成立に争のない甲第三号証によれば、被告会社の代表者は鈴木純一人であつて、屋井康は何等代表権限を有していないことは明らかであるが、前記認定のように、同人は被告会社の専務取締役の名称を使用することにつき同会社の黙認を得ていたものであり被告会社の川崎出張所の取引に関し本件手形を振出したのであつて、原告は前記のように屋井が被告会社の代表権限を有するものと信じてこれを取得したものであるところ、その取得にあたつてなした請査は前記認定のように手形取引につき通常なすべき調査を尽したものというべきであつて、屋井に代表権限ありと信ずるにつき何等の過失がなかつたものと認められる。

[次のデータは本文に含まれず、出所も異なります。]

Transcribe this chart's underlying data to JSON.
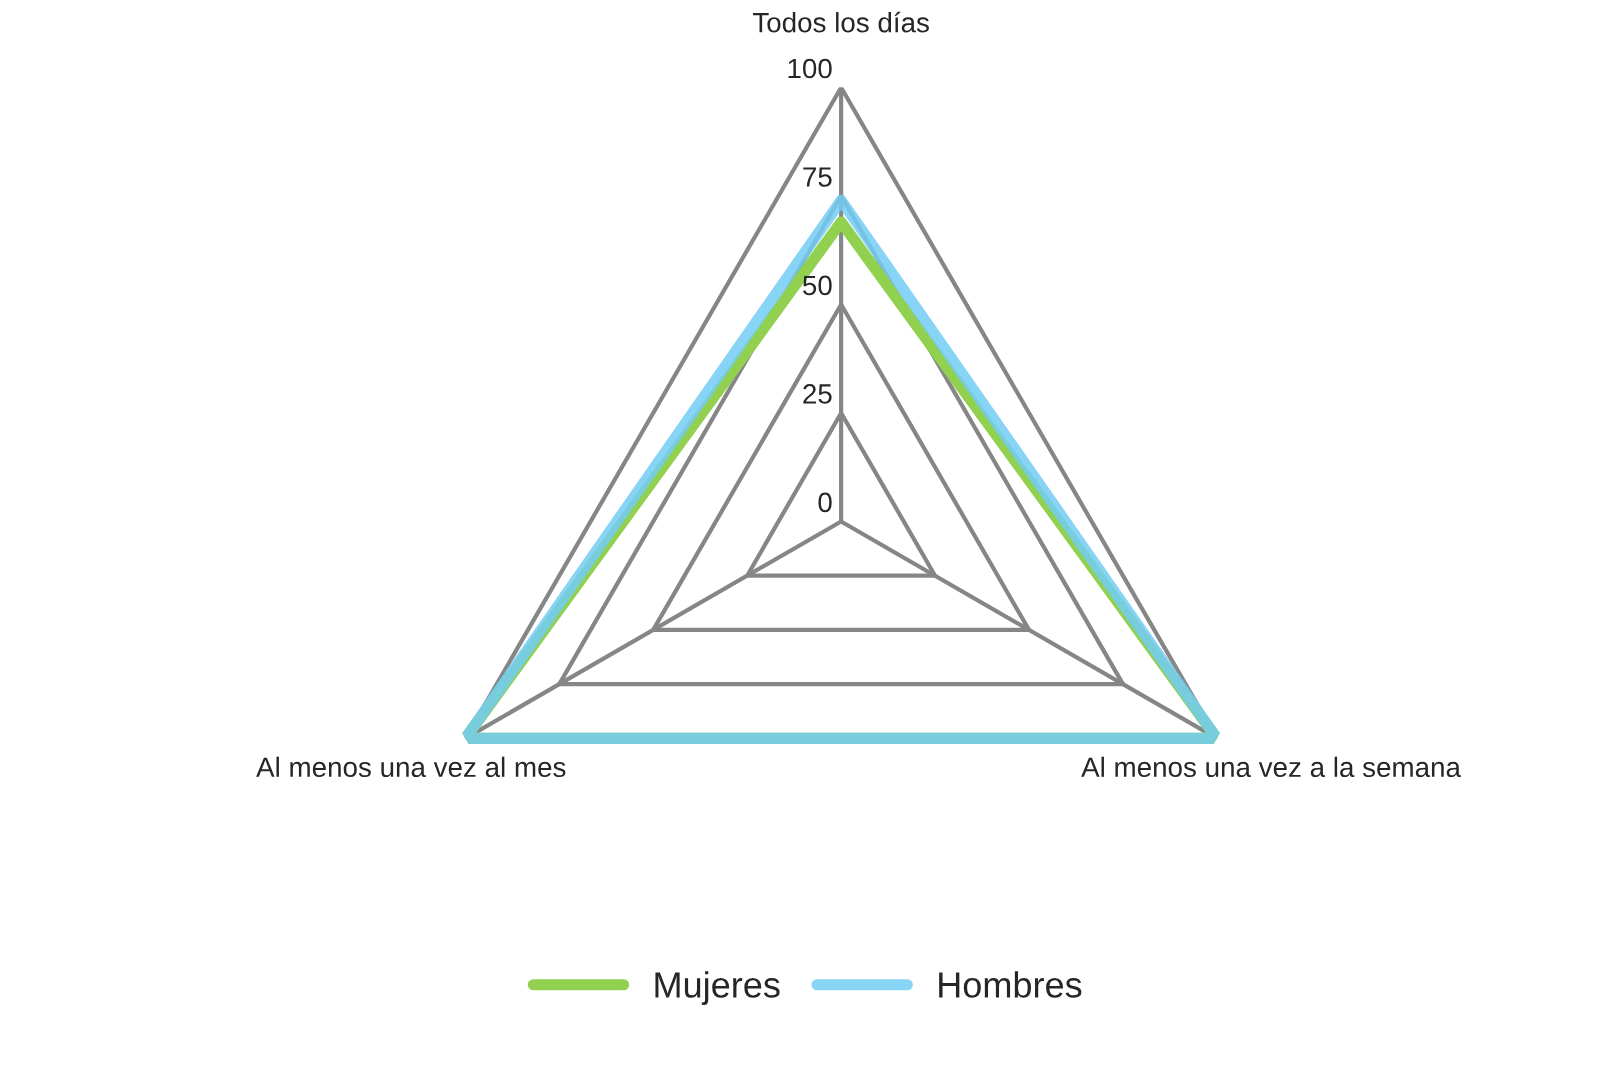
{
  "chart_data": {
    "type": "radar",
    "categories": [
      "Todos los días",
      "Al menos una vez a la semana",
      "Al menos una vez al mes"
    ],
    "series": [
      {
        "name": "Mujeres",
        "color": "#92d050",
        "values": [
          69,
          100,
          100
        ]
      },
      {
        "name": "Hombres",
        "color": "#72cdf4",
        "values": [
          74,
          100,
          100
        ]
      }
    ],
    "ylim": [
      0,
      100
    ],
    "yticks": [
      0,
      25,
      50,
      75,
      100
    ],
    "grid": true,
    "legend": "bottom"
  }
}
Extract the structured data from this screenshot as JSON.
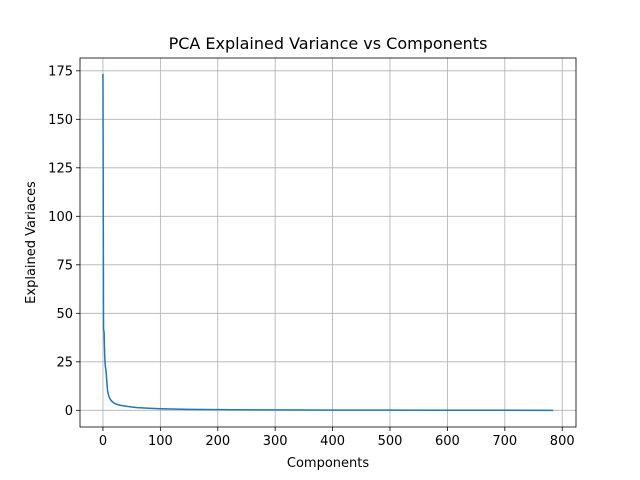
{
  "chart_data": {
    "type": "line",
    "title": "PCA Explained Variance vs Components",
    "xlabel": "Components",
    "ylabel": "Explained Variaces",
    "xlim": [
      -40,
      824
    ],
    "ylim": [
      -8.6,
      181.6
    ],
    "xticks": [
      0,
      100,
      200,
      300,
      400,
      500,
      600,
      700,
      800
    ],
    "yticks": [
      0,
      25,
      50,
      75,
      100,
      125,
      150,
      175
    ],
    "grid": true,
    "series": [
      {
        "color": "#1f77b4",
        "x": [
          0,
          1,
          2,
          3,
          4,
          5,
          6,
          7,
          8,
          10,
          12,
          15,
          20,
          25,
          30,
          40,
          50,
          60,
          80,
          100,
          150,
          200,
          300,
          400,
          500,
          600,
          700,
          783
        ],
        "y": [
          173,
          42,
          40,
          28,
          23,
          21,
          18,
          14,
          10,
          7.5,
          6,
          4.8,
          3.6,
          3.0,
          2.6,
          2.1,
          1.7,
          1.4,
          1.05,
          0.8,
          0.5,
          0.35,
          0.2,
          0.12,
          0.08,
          0.05,
          0.02,
          0.0
        ]
      }
    ]
  }
}
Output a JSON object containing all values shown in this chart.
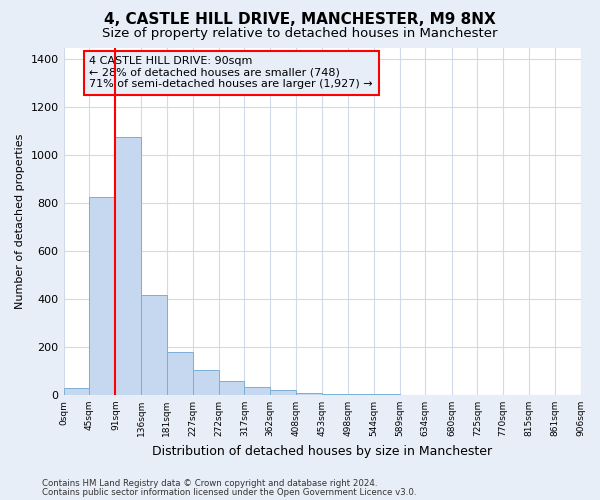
{
  "title1": "4, CASTLE HILL DRIVE, MANCHESTER, M9 8NX",
  "title2": "Size of property relative to detached houses in Manchester",
  "xlabel": "Distribution of detached houses by size in Manchester",
  "ylabel": "Number of detached properties",
  "bar_values": [
    30,
    825,
    1075,
    415,
    180,
    105,
    60,
    35,
    20,
    10,
    5,
    3,
    2,
    1,
    1,
    0,
    0,
    0,
    0,
    0
  ],
  "bin_edges": [
    0,
    45,
    91,
    136,
    181,
    227,
    272,
    317,
    362,
    408,
    453,
    498,
    544,
    589,
    634,
    680,
    725,
    770,
    815,
    861,
    906
  ],
  "tick_labels": [
    "0sqm",
    "45sqm",
    "91sqm",
    "136sqm",
    "181sqm",
    "227sqm",
    "272sqm",
    "317sqm",
    "362sqm",
    "408sqm",
    "453sqm",
    "498sqm",
    "544sqm",
    "589sqm",
    "634sqm",
    "680sqm",
    "725sqm",
    "770sqm",
    "815sqm",
    "861sqm",
    "906sqm"
  ],
  "bar_color": "#c5d8f0",
  "bar_edge_color": "#7aafd4",
  "red_line_x": 91,
  "ylim": [
    0,
    1450
  ],
  "yticks": [
    0,
    200,
    400,
    600,
    800,
    1000,
    1200,
    1400
  ],
  "annotation_title": "4 CASTLE HILL DRIVE: 90sqm",
  "annotation_line1": "← 28% of detached houses are smaller (748)",
  "annotation_line2": "71% of semi-detached houses are larger (1,927) →",
  "footer1": "Contains HM Land Registry data © Crown copyright and database right 2024.",
  "footer2": "Contains public sector information licensed under the Open Government Licence v3.0.",
  "fig_bg_color": "#e8eef7",
  "plot_bg_color": "#ffffff",
  "grid_color": "#d0daea",
  "title1_fontsize": 11,
  "title2_fontsize": 9.5
}
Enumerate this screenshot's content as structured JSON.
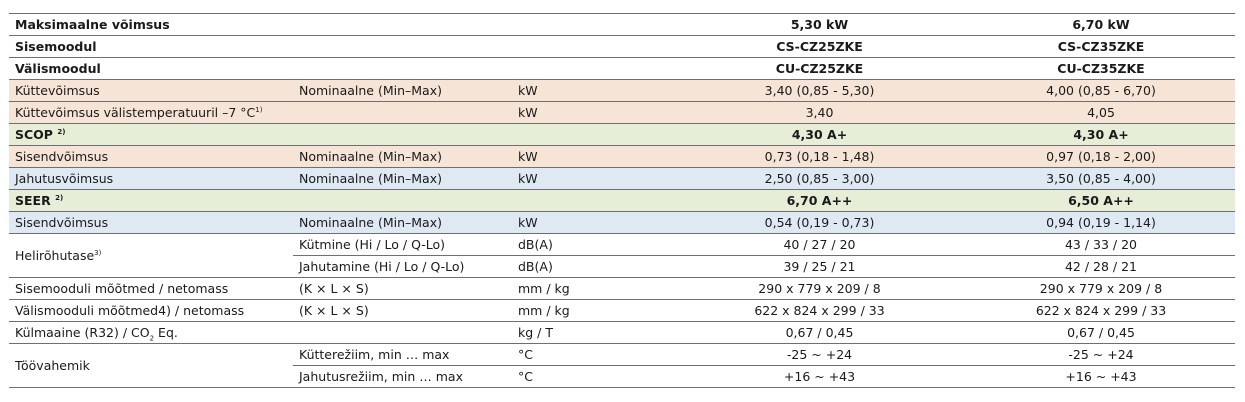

従つて被告会社は屋井の振出した本件手形につき善意の第三者である原告に対しその支払の責に任ずべきことはいうまでもないところであり、上来説示したところによりその成立を認め得る甲第一号証によれば、原告は本件手形を満期にその支払場所において呈示したがその支払を拒絶せられたことが認められるから、原告の被告会社に対する請求は全部正当である。

(二)  被告春日に対する請求について

同被告は原告主張の事実を全部認めているから、原告の請求が正当であることはいうまでもない。

(三)  よつて原告の請求を認容し、民事訴訟法第八九条、第九三条、第一九六条を適用して主文のとおり判決する。